ISE:_do_ptrace ptrace(PTRACE_TRACEME, ..., 0x00000000, 0x00000000): Operation not permitted
/usr/lib/libsandbox.so(+0x278e)[0xf778578e]
/usr/lib/libsandbox.so(+0x27fd)[0xf77857fd]
/usr/lib/libsandbox.so(+0x4111)[0xf7787111]
/usr/lib/libsandbox.so(+0x4c91)[0xf7787c91]
/usr/lib/libsandbox.so(+0x507d)[0xf778807d]
/usr/lib/libsandbox.so(execvp+0x1c8)[0xf778afc3]
git[0x80db5a3]
/proc/13328/cmdline: git clone -l -s -n /usr/portage/distfiles/egit-src/btrfs-progs.git /var/tmp/portage/sys-fs/btrfs-progs-9999/work/btrfs-progs-9999 

fatal: The remote end hung up unexpectedly

Trying to attach to an already running git-clone process doesn't give any useful information...

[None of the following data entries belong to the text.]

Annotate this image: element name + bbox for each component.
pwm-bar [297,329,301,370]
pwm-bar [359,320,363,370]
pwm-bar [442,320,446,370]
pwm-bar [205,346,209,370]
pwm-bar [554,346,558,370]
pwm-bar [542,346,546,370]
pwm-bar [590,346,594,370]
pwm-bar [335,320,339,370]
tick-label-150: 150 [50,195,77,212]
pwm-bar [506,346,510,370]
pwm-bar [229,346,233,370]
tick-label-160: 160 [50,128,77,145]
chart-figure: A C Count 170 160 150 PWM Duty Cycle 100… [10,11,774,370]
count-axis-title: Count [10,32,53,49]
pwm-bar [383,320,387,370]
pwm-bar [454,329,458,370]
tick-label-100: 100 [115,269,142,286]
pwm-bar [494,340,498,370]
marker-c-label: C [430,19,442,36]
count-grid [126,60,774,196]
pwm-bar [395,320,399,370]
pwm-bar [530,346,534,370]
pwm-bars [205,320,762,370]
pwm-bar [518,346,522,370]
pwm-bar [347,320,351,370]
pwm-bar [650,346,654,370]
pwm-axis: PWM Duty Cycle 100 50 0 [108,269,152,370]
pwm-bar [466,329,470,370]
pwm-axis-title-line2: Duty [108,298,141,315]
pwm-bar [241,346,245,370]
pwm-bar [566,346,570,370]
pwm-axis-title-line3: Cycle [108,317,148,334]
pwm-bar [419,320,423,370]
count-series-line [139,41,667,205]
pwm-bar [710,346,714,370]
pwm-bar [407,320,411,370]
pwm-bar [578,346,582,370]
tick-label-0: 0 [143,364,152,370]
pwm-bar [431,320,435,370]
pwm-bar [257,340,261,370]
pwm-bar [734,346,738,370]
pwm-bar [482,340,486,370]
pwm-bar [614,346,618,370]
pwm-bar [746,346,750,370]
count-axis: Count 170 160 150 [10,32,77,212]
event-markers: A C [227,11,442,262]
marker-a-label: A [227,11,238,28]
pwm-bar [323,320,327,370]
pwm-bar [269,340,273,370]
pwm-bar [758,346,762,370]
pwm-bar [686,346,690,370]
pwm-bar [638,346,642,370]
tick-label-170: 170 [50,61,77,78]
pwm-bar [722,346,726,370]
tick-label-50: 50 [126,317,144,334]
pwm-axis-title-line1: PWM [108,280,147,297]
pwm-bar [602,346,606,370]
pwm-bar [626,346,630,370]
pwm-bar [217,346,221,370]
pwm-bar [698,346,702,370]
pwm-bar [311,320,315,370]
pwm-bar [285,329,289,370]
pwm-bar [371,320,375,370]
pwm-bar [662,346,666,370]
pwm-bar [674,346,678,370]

> strace -p 13722 (git clone -l -s -n /usr/portage/distfiles/egit-src/btrfs-progs.git /var/tmp/portage/sys-fs/btrfs-progs-9999/work/btrfs-progs-9999)
Process 13722 attached
waitpid(13723,

> strace -p 13721 (git clone -l -s -n /usr/portage/distfiles/egit-src/btrfs-progs.git /var/tmp/portage/sys-fs/btrfs-progs-9999/work/btrfs-progs-9999)
Process 13721 attached
read(7,

Any pointers on how I should proceed?

Comment 5 SpanKY gentoo-dev

2016-02-21 09:13:20 UTC

does it still happen w/current stable versions ?

if so, does it fail if you do:
$ sandbox
$ git clone git://git.kernel.org/pub/scm/linux/kernel/git/mason/btrfs-progs.git

you're getting a ptrace error there which means you have a static binary somewhere.

Comment 6 Walther 2016-02-21 14:20:49 UTC

Nope, it's been magically fixed sometime in the last 4.5 years since I opened the bug. <_<; So yes, leave it as resolved, my GIT ain't giving any problems now.